Mais do que uma sala de espelhos metaficcional, no entanto, A Leopard-Skin Hat talvez seja mais potente sobre os limites da literatura quando confrontada com algo tão obliterante como a esquizofrenia. A vida de Fanny é retratada como uma vida de perpétuo estranhamento e medo. Chamando-se a si mesma de “Felix” quando criança, ela se tornou uma “pária social”, incapaz de manter um emprego. Seu corpo é consistentemente “alienígena” para ela, um “inimigo prestes a atacar”; ela “com medo de si mesma” - “com medo de machucar outra pessoa”. “Quanto mais ela lia”, aprendemos, “mais ela parecia desmoronar”. Como Serre refletiu em outro lugar: "qualquer coisa que seja inominável é aterrorizante; e para um escritor, talvez ainda mais. Nomear as coisas é reconfortante. Se você não consegue nomear algo (ele é um vagabundo? Um assassino? Meu ente querido? Morte? Um fantasma?), o mundo se desintegrará, e se o mundo se desintegrar, você também." O Narrador, com toda a sua erudição, não consegue encontrar uma maneira de definir seu relacionamento com Fanny: "Será que no final era mais uma questão de amor do que de amizade? Que outro nome existe para esse casamento violento e urgente de mentes? Por que ele a acompanhou?"
Serre, como seria de esperar, deixa a questão em aberto. Definitivamente eliminando esse experimento “único” de realismo, ela dá a Fanny uma despedida celestial e surrealista. "Por cima da amurada ela pisou, ela que era uma nadadora tão poderosa, e caiu no mar", de onde ela ascende aos céus. “É realmente uma alegria ter se tornado mais uma vez um relógio com um mecanismo de precisão bem lubrificado”, ela se entusiasma durante a escalada. De tais alturas, ela pode contemplar a história de sua vida com, se não com liberdade, algo como equilíbrio. Ela ainda está ascendendo nas frases finais de Serre. O Narrador não está em lugar nenhum.

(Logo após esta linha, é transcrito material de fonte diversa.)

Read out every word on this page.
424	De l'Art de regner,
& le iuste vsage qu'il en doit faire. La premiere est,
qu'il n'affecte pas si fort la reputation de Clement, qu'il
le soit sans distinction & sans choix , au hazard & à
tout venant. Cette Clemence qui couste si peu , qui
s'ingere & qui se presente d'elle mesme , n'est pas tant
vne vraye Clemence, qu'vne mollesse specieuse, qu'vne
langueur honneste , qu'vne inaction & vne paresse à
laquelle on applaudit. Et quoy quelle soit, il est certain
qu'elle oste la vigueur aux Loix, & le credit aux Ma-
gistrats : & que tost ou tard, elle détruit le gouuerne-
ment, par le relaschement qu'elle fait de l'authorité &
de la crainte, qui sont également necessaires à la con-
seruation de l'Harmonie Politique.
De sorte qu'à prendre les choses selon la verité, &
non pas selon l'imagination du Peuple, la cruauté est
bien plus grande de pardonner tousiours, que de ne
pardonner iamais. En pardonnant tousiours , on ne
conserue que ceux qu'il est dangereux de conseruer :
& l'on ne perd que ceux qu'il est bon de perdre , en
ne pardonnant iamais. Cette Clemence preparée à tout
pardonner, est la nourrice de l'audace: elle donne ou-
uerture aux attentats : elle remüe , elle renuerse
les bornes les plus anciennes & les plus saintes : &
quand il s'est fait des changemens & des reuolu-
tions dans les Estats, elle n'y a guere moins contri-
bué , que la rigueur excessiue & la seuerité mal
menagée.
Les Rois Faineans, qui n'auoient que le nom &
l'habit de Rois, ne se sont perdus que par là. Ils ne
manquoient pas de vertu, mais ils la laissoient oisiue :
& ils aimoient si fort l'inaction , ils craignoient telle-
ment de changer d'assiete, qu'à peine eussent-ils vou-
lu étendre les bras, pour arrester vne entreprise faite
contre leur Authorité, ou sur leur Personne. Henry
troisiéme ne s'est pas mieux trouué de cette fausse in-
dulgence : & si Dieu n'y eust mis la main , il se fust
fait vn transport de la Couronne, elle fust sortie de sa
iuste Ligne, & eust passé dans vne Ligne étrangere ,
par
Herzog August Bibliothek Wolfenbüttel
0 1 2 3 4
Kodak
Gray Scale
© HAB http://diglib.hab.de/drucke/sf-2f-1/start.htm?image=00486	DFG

"O que distingue um romancista", argumentou Serre, "é ter acesso à imaginação e saber como combiná-la com a sua própria experiência. Quando as duas correntes se fundem (que é o que significa ser um romancista), isso revela algo, diz algo sobre a existência que é muito mais ricamente variado, muito mais penetrante e cativante e impossível de definir, do que a história de um vida". Em seu último romance publicado na França, Notre si chère vieille dame auteur (2022), ela dispensa sua personagem Narradora e coloca a figura de uma escritora famosa no centro do palco. O livro se desenrola em torno do leito de morte desta última, repleto de jornalistas e críticos que a interrogam sobre seu último texto. "Estamos preocupados com alguma coisa", reclama um repórter. "Você é uma velha (nossa querida velhinha), mas também há uma velha na história." Eles fazem uma pausa. "Não é você?" A questão paira sem solução. O modo literário preferido de Serre é o encantamento. Ela não quebra o feitiço.